A few years ago my longtime Tri-City photographer friend, John Clement, and I found ourselves in the pleasant Hessian village of Schotten, Germany, about forty miles north of Frankfurt, a. M. We were helping to lead a tour of that scenic region and I had special interest in learning about farming practices there past and present. John, who is National Photography Hall of Famer, was quite taken by the colorful exhibits in the towns “Homeland” museum which presented information on rural life in past centuries. Liana Vardi (1993) has documented that since the Early Middle Ages gleaning was one of several essential steps in efficient communal harvest for lord or landowner. The process included cutting grain with sickles (or scythes more commonly after the twelfth century), tying and piling sheaves to dry and gather, gathering lost stalks with rakes, and finally carting the crop by wagon to a barn or shelter. Threshing the stalks to remove the nutritious kernels might take place soon after harvest or during winter.

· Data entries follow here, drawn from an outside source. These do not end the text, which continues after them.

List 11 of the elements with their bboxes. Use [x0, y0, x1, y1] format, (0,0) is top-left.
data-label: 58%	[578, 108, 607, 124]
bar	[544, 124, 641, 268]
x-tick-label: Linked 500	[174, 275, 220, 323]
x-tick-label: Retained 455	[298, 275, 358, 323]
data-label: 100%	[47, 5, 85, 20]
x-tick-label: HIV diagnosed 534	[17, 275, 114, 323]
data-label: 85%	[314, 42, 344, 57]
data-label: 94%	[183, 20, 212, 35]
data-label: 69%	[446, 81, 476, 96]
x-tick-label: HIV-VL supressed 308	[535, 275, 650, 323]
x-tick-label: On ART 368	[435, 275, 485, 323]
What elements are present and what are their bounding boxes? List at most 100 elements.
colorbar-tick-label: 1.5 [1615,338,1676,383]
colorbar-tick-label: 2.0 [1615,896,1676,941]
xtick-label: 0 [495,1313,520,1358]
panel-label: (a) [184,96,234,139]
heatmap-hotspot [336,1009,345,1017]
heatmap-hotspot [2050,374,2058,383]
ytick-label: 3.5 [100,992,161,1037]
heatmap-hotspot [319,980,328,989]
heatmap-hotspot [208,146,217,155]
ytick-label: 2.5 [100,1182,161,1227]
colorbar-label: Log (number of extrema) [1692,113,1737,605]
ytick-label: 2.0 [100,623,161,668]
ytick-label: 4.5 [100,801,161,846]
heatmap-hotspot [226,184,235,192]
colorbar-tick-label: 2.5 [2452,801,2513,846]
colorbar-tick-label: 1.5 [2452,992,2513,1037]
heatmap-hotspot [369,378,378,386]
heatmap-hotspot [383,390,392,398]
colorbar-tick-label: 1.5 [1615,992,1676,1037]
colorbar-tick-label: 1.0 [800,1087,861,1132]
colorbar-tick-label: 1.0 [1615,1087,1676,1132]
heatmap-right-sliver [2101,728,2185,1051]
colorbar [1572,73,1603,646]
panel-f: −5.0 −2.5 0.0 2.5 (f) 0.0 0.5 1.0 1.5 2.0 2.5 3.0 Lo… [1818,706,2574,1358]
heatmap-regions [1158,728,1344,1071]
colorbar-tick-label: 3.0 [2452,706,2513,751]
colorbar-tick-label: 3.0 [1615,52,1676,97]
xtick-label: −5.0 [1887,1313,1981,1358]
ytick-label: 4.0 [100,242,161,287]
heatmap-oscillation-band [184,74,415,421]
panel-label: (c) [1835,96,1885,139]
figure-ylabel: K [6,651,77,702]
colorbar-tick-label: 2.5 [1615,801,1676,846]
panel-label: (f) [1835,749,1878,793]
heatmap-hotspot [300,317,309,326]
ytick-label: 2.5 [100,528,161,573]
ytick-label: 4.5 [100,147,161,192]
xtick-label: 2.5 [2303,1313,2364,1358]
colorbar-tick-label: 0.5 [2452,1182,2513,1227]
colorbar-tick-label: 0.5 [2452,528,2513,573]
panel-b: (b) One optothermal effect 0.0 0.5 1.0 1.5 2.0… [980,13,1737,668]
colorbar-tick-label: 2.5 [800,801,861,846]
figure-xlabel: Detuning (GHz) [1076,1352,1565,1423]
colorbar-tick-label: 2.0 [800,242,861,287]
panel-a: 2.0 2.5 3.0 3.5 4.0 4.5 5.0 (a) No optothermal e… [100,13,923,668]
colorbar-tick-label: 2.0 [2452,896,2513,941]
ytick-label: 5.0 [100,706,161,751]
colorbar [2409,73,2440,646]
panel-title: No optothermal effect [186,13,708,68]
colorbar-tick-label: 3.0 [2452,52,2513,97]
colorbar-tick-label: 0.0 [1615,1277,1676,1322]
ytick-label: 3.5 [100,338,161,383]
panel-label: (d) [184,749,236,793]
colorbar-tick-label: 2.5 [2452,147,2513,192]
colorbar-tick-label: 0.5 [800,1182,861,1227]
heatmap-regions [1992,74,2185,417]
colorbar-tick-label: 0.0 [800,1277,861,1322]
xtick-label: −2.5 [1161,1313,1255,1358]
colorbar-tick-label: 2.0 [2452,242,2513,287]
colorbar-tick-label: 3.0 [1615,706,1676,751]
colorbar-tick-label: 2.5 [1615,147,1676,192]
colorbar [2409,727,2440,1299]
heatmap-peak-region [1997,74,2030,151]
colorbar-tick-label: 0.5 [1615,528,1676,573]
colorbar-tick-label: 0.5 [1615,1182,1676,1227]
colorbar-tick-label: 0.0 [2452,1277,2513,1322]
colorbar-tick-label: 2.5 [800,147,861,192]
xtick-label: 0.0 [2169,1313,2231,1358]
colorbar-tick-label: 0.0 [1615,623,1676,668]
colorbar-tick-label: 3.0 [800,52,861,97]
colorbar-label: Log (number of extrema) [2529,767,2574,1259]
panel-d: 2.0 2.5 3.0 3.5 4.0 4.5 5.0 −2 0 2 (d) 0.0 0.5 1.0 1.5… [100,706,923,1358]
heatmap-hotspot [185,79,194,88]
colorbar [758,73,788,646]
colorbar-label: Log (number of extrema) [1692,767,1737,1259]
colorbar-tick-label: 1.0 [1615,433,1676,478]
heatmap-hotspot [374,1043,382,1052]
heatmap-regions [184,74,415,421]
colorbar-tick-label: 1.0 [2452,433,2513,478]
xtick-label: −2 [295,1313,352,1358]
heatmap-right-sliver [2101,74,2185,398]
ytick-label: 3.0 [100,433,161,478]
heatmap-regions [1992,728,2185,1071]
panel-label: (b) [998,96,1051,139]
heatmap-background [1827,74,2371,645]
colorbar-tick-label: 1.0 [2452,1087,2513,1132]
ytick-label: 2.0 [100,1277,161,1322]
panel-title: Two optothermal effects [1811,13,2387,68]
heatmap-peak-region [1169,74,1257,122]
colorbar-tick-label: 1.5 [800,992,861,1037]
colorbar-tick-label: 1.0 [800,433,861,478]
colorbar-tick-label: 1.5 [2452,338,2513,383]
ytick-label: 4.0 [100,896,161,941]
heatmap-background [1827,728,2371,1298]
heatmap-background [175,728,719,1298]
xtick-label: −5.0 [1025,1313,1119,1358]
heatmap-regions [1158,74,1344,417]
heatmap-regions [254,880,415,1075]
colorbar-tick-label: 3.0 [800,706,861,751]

John Clement, Early Modern Harvest Art and Tools Exhibition (2014); Vogelsberg Heimatmuseum; Schotten, Germany

John Clement, Early Modern Harvest Art and Tools Exhibition (2014); Vogelsberg Heimatmuseum; Schotten, Germany

That evidence of gleaning in the biblical sense is little known in medieval art or literature is not as much a matter of peasants understanding the ancient concept as the era’s cultural paradigm of communal sufficiency. Although substantially denied prospect of improved economic conditions, serfs nevertheless could expect the essentials of shelter and sustenance, and access to nearby pasture “commons” provided forage for cattle and sheep. Families and small groups could roam “open” forests beyond manorial fields to gather wood for fuel and gather berries, mushrooms and other resources to supplement diets.

Disruption of European cultural patterns during the fourteenth century took place in the wake of periodic crop failures from 1313 to 1321 due to changes in climate, followed by the Black Death of the 1340s. Famine, plague, and pestilence ravaged throughout the continent to render apocalyptic significance to reaper and scythe as harbingers of death, metaphors since ancient times for widespread loss of life. These conditions raised new considerations during the Middle Ages of mortality and the human condition in this present life. The “bending sickle compass [swath]” of Shakespeare’s Sonnet 119 claims all mortal lovers as if stalks of ripened grain, and elsewhere the bard uses sickle and scythe (e.g., Sonnets 100 and 106) to represent Time.